Steffen Lindert, Department of Chemistry and Biochemistry Ohio State University

Department of Chemistry and Biochemistry 

Ohio State University

Cardiac troponin C (cTnC) binds intracellular calcium and subsequently cardiac troponin I (cTnI), initiating cardiac muscle contraction. Structural studies have shown the binding location of small molecules to be a hydrophobic pocket in the regulatory domain of cTnC (cNTnC) but have not shown the influence of these small molecules on the dynamics of opening this domain. Here we describe an application of an umbrella sampling method used to elucidate the impact these calcium sensitivity modulators have on the free energy of cNTnC hydrophobic patch opening. We found that all molecules lowered the free energy of opening in the absence of the cTnI, with bepridil facilitating the least endergonic transformation.
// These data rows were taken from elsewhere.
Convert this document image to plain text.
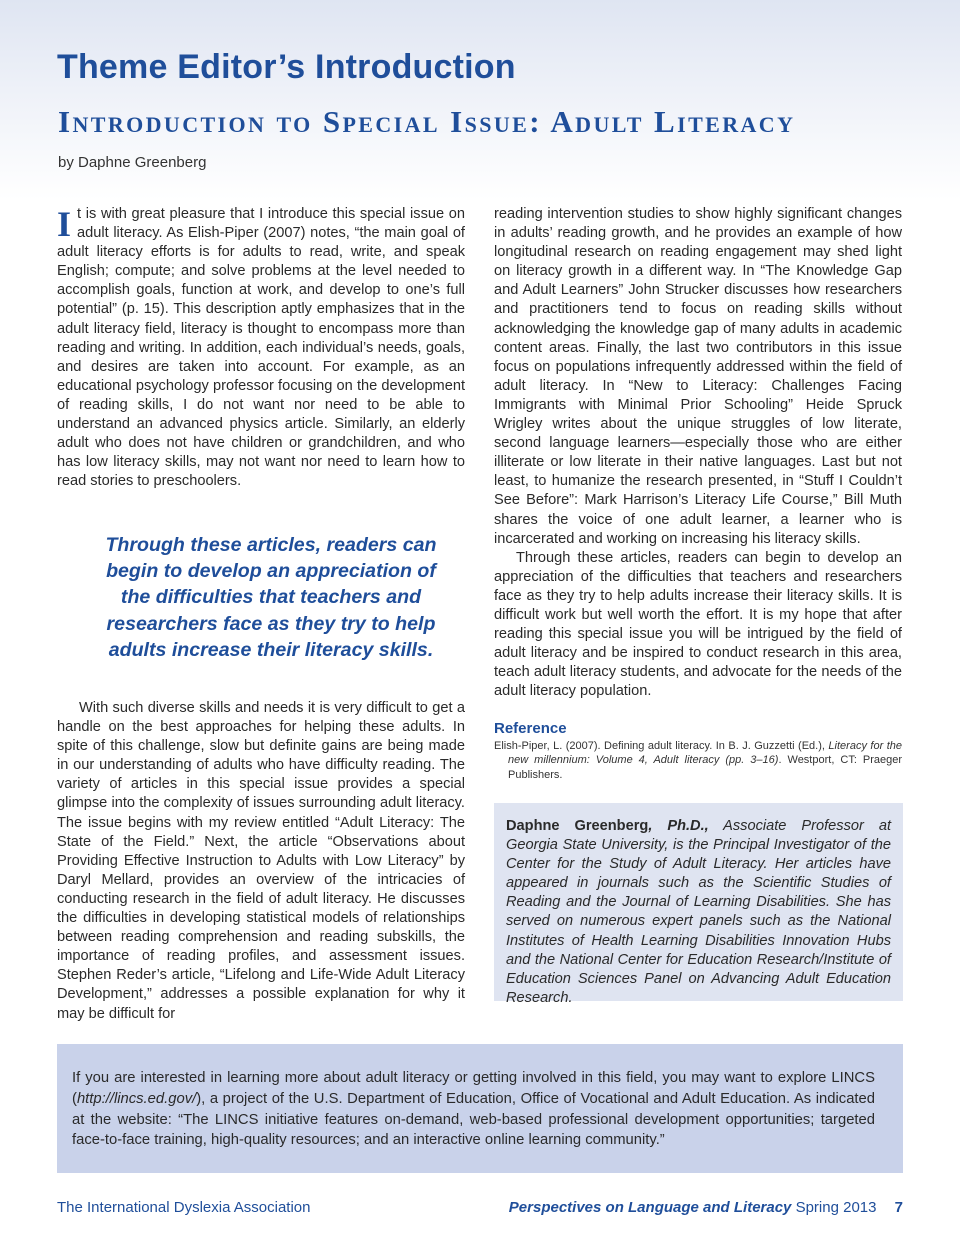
Theme Editor’s Introduction
Introduction to Special Issue: Adult Literacy
by Daphne Greenberg

It is with great pleasure that I introduce this special issue on adult literacy. As Elish-Piper (2007) notes, “the main goal of adult literacy efforts is for adults to read, write, and speak English; compute; and solve problems at the level needed to accomplish goals, function at work, and develop to one’s full potential” (p. 15). This description aptly emphasizes that in the adult literacy field, literacy is thought to encompass more than reading and writing. In addition, each individual’s needs, goals, and desires are taken into account. For example, as an educational psychology professor focusing on the development of reading skills, I do not want nor need to be able to understand an advanced physics article. Similarly, an elderly adult who does not have children or grandchildren, and who has low literacy skills, may not want nor need to learn how to read stories to preschoolers.

Through these articles, readers can begin to develop an appreciation of the difficulties that teachers and researchers face as they try to help adults increase their literacy skills.

With such diverse skills and needs it is very difficult to get a handle on the best approaches for helping these adults. In spite of this challenge, slow but definite gains are being made in our understanding of adults who have difficulty reading. The variety of articles in this special issue provides a special glimpse into the complexity of issues surrounding adult literacy. The issue begins with my review entitled “Adult Literacy: The State of the Field.” Next, the article “Observations about Providing Effective Instruction to Adults with Low Literacy” by Daryl Mellard, provides an overview of the intricacies of conducting research in the field of adult literacy. He discusses the difficulties in developing statistical models of relationships between reading comprehension and reading subskills, the importance of reading profiles, and assessment issues. Stephen Reder’s article, “Lifelong and Life-Wide Adult Literacy Development,” addresses a possible explanation for why it may be difficult for

reading intervention studies to show highly significant changes in adults’ reading growth, and he provides an example of how longitudinal research on reading engagement may shed light on literacy growth in a different way. In “The Knowledge Gap and Adult Learners” John Strucker discusses how researchers and practitioners tend to focus on reading skills without acknowledging the knowledge gap of many adults in academic content areas. Finally, the last two contributors in this issue focus on populations infrequently addressed within the field of adult literacy. In “New to Literacy: Challenges Facing Immigrants with Minimal Prior Schooling” Heide Spruck Wrigley writes about the unique struggles of low literate, second language learners—especially those who are either illiterate or low literate in their native languages. Last but not least, to humanize the research presented, in “Stuff I Couldn’t See Before”: Mark Harrison’s Literacy Life Course,” Bill Muth shares the voice of one adult learner, a learner who is incarcerated and working on increasing his literacy skills.

Through these articles, readers can begin to develop an appreciation of the difficulties that teachers and researchers face as they try to help adults increase their literacy skills. It is difficult work but well worth the effort. It is my hope that after reading this special issue you will be intrigued by the field of adult literacy and be inspired to conduct research in this area, teach adult literacy students, and advocate for the needs of the adult literacy population.

Reference
Elish-Piper, L. (2007). Defining adult literacy. In B. J. Guzzetti (Ed.), Literacy for the new millennium: Volume 4, Adult literacy (pp. 3–16). Westport, CT: Praeger Publishers.

Daphne Greenberg, Ph.D., Associate Professor at Georgia State University, is the Principal Investigator of the Center for the Study of Adult Literacy. Her articles have appeared in journals such as the Scientific Studies of Reading and the Journal of Learning Disabilities. She has served on numerous expert panels such as the National Institutes of Health Learning Disabilities Innovation Hubs and the National Center for Education Research/Institute of Education Sciences Panel on Advancing Adult Education Research.

If you are interested in learning more about adult literacy or getting involved in this field, you may want to explore LINCS (http://lincs.ed.gov/), a project of the U.S. Department of Education, Office of Vocational and Adult Education. As indicated at the website: “The LINCS initiative features on-demand, web-based professional development opportunities; targeted face-to-face training, high-quality resources; and an interactive online learning community.”

The International Dyslexia Association	Perspectives on Language and Literacy Spring 2013 7
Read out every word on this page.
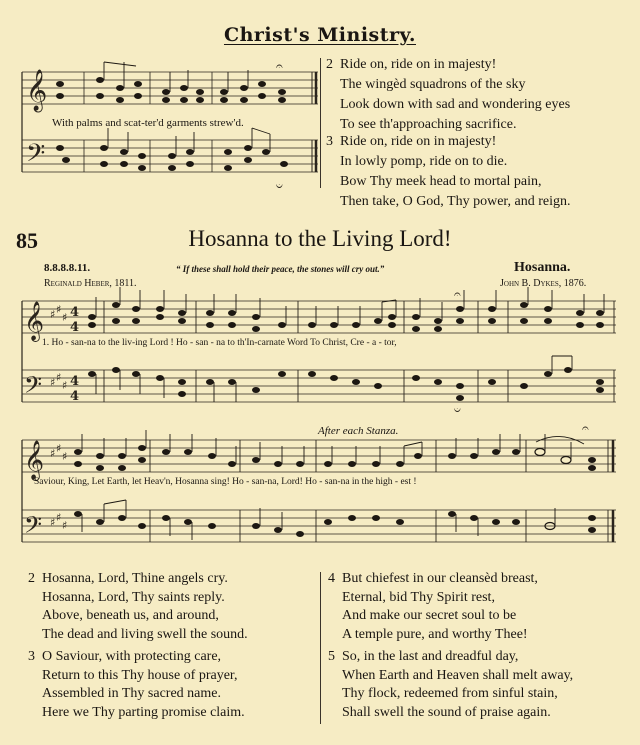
Christ's Ministry.
𝄞
𝄢
𝄐
𝄑
With palms and scat-ter'd garments strew'd.
2 Ride on, ride on in majesty!
The wingèd squadrons of the sky
Look down with sad and wondering eyes
To see th'approaching sacrifice.
3 Ride on, ride on in majesty!
In lowly pomp, ride on to die.
Bow Thy meek head to mortal pain,
Then take, O God, Thy power, and reign.
85	Hosanna to the Living Lord!
8.8.8.8.11.	“ If these shall hold their peace, the stones will cry out.”	Hosanna.
Reginald Heber, 1811.	John B. Dykes, 1876.
𝄞
𝄢
𝄞
𝄢
♯ ♯
♯
♯ ♯
♯
♯ ♯
♯
♯ ♯
♯
4
4
4
4
𝄐
𝄑
𝄐
1. Ho - san-na to the liv-ing Lord ! Ho - san - na to th'In-carnate Word To Christ, Cre - a - tor,
After each Stanza.
Saviour, King, Let Earth, let Heav'n, Hosanna sing! Ho - san-na, Lord! Ho - san-na in the high - est !
2 Hosanna, Lord, Thine angels cry.
Hosanna, Lord, Thy saints reply.
Above, beneath us, and around,
The dead and living swell the sound.
3 O Saviour, with protecting care,
Return to this Thy house of prayer,
Assembled in Thy sacred name.
Here we Thy parting promise claim.
4 But chiefest in our cleansèd breast,
Eternal, bid Thy Spirit rest,
And make our secret soul to be
A temple pure, and worthy Thee!
5 So, in the last and dreadful day,
When Earth and Heaven shall melt away,
Thy flock, redeemed from sinful stain,
Shall swell the sound of praise again.
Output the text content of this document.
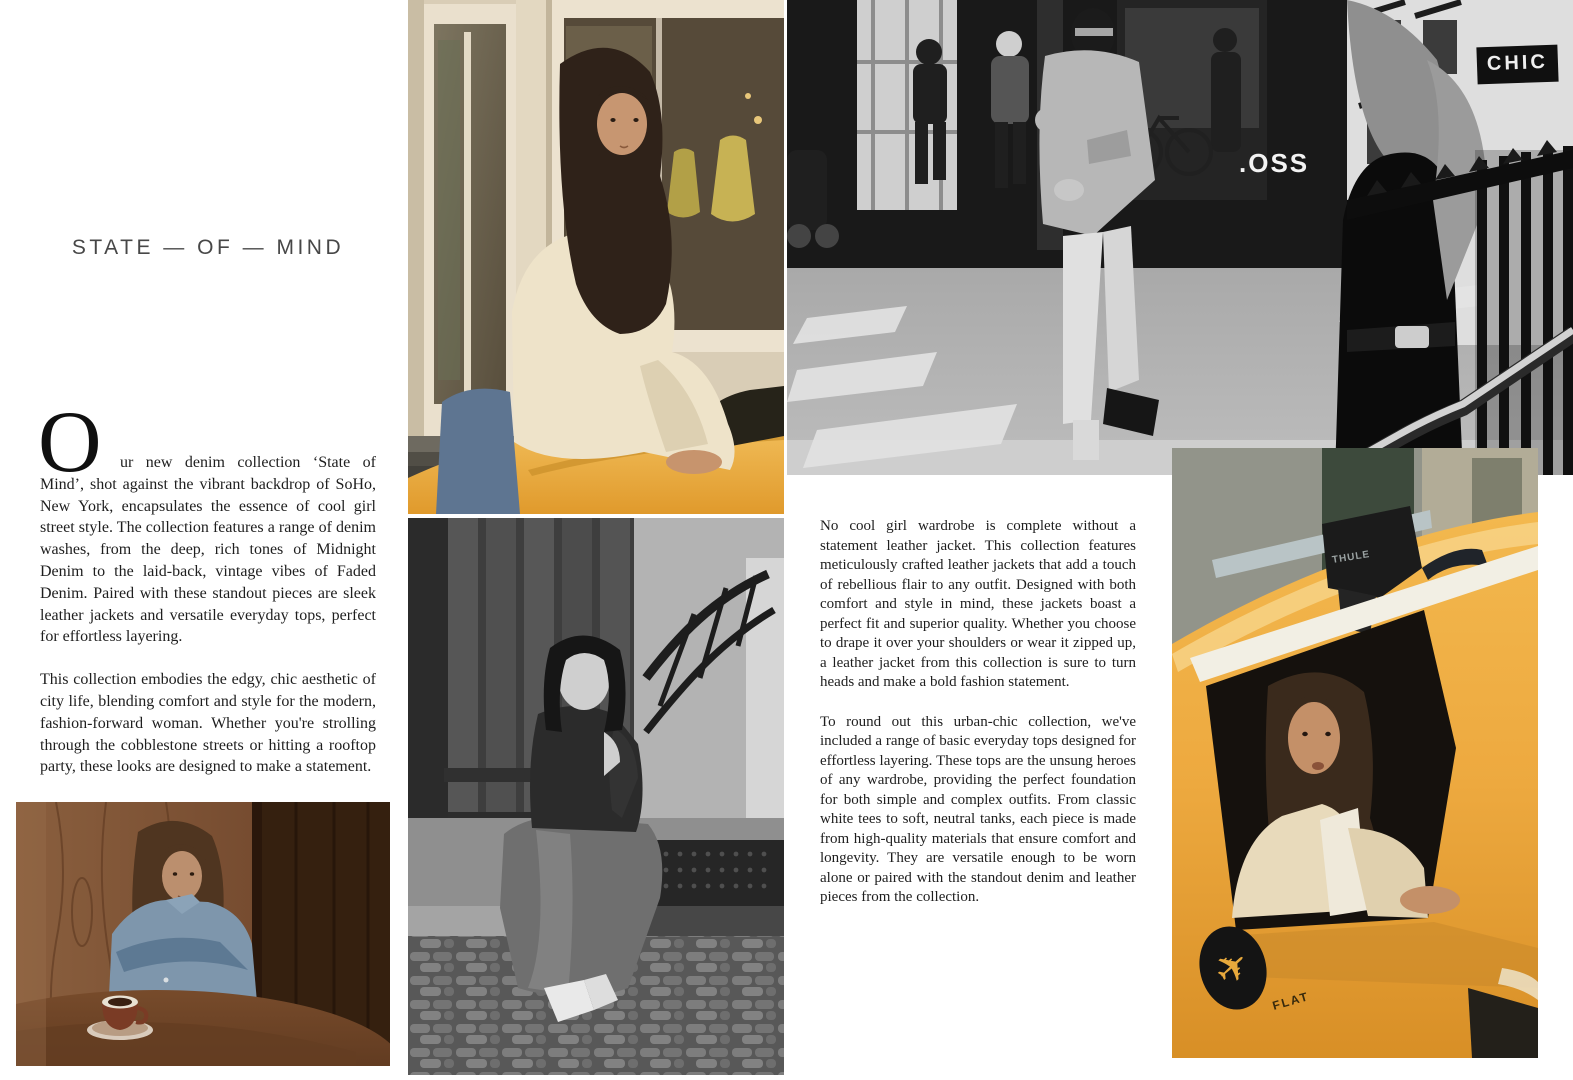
STATE — OF — MIND
O	ur new denim collection ‘State of Mind’, shot against the vibrant backdrop of SoHo, New York, encapsulates the essence of cool girl street style. The collection features a range of denim washes, from the deep, rich tones of Midnight Denim to the laid-back, vintage vibes of Faded Denim. Paired with these standout pieces are sleek leather jackets and versatile everyday tops, perfect for effortless layering.

This collection embodies the edgy, chic aesthetic of city life, blending comfort and style for the modern, fashion-forward woman. Whether you're strolling through the cobblestone streets or hitting a rooftop party, these looks are designed to make a statement.

No cool girl wardrobe is complete without a statement leather jacket. This collection features meticulously crafted leather jackets that add a touch of rebellious flair to any outfit. Designed with both comfort and style in mind, these jackets boast a perfect fit and superior quality. Whether you choose to drape it over your shoulders or wear it zipped up, a leather jacket from this collection is sure to turn heads and make a bold fashion statement.

To round out this urban-chic collection, we've included a range of basic everyday tops designed for effortless layering. These tops are the unsung heroes of any wardrobe, providing the perfect foundation for both simple and complex outfits. From classic white tees to soft, neutral tanks, each piece is made from high-quality materials that ensure comfort and longevity. They are versatile enough to be worn alone or paired with the standout denim and leather pieces from the collection.

.OSS
CHIC
THULE
✈
FLAT
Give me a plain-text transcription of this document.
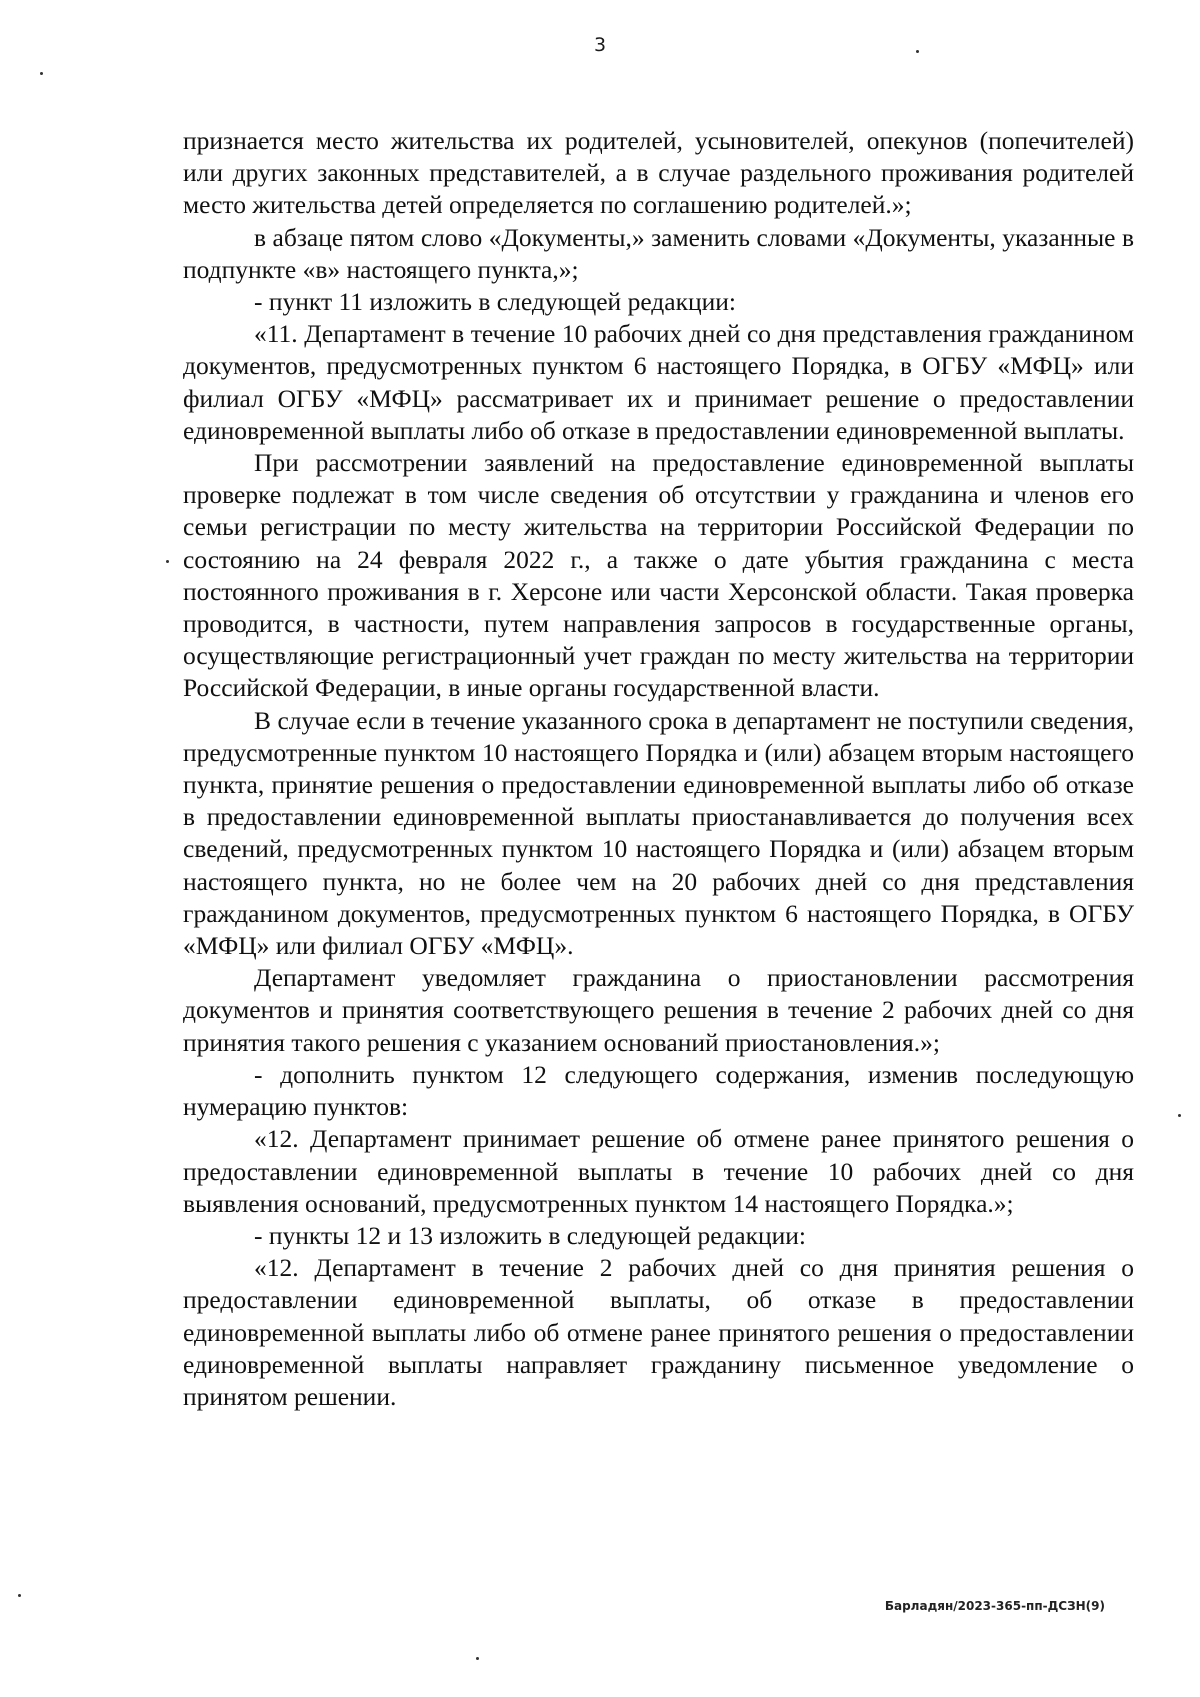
3

признается место жительства их родителей, усыновителей, опекунов (попечителей) или других законных представителей, а в случае раздельного проживания родителей место жительства детей определяется по соглашению родителей.»;

в абзаце пятом слово «Документы,» заменить словами «Документы, указанные в подпункте «в» настоящего пункта,»;

- пункт 11 изложить в следующей редакции:

«11. Департамент в течение 10 рабочих дней со дня представления гражданином документов, предусмотренных пунктом 6 настоящего Порядка, в ОГБУ «МФЦ» или филиал ОГБУ «МФЦ» рассматривает их и принимает решение о предоставлении единовременной выплаты либо об отказе в предоставлении единовременной выплаты.

При рассмотрении заявлений на предоставление единовременной выплаты проверке подлежат в том числе сведения об отсутствии у гражданина и членов его семьи регистрации по месту жительства на территории Российской Федерации по состоянию на 24 февраля 2022 г., а также о дате убытия гражданина с места постоянного проживания в г. Херсоне или части Херсонской области. Такая проверка проводится, в частности, путем направления запросов в государственные органы, осуществляющие регистрационный учет граждан по месту жительства на территории Российской Федерации, в иные органы государственной власти.

В случае если в течение указанного срока в департамент не поступили сведения, предусмотренные пунктом 10 настоящего Порядка и (или) абзацем вторым настоящего пункта, принятие решения о предоставлении единовременной выплаты либо об отказе в предоставлении единовременной выплаты приостанавливается до получения всех сведений, предусмотренных пунктом 10 настоящего Порядка и (или) абзацем вторым настоящего пункта, но не более чем на 20 рабочих дней со дня представления гражданином документов, предусмотренных пунктом 6 настоящего Порядка, в ОГБУ «МФЦ» или филиал ОГБУ «МФЦ».

Департамент уведомляет гражданина о приостановлении рассмотрения документов и принятия соответствующего решения в течение 2 рабочих дней со дня принятия такого решения с указанием оснований приостановления.»;

- дополнить пунктом 12 следующего содержания, изменив последующую нумерацию пунктов:

«12. Департамент принимает решение об отмене ранее принятого решения о предоставлении единовременной выплаты в течение 10 рабочих дней со дня выявления оснований, предусмотренных пунктом 14 настоящего Порядка.»;

- пункты 12 и 13 изложить в следующей редакции:

«12. Департамент в течение 2 рабочих дней со дня принятия решения о предоставлении единовременной выплаты, об отказе в предоставлении единовременной выплаты либо об отмене ранее принятого решения о предоставлении единовременной выплаты направляет гражданину письменное уведомление о принятом решении.

Барладян/2023-365-пп-ДСЗН(9)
In the presence of cTnI, however, we saw a stabilization of the open configuration due to DPA and dfbp-o binding, and a destabilization of the open configuration imparted by bepridil and W7. Additionally, differences in the free energy of hydrophobic patch opening of hypertrophic (HCM) and dilated cardiomyopathy (DCM) cTnC systems were investigated. Molecular dynamics and umbrella sampling simulations revealed a lower free energy of opening for the HCM mutations. The DCM mutations all exhibited a higher free energy of opening. Our developed simulation protocol presents a novel approach to study calcium sensitivity modulation by small molecules. Additionally, we identified several novel drug candidates for heart failure, using a structure-based drug discovery protocol.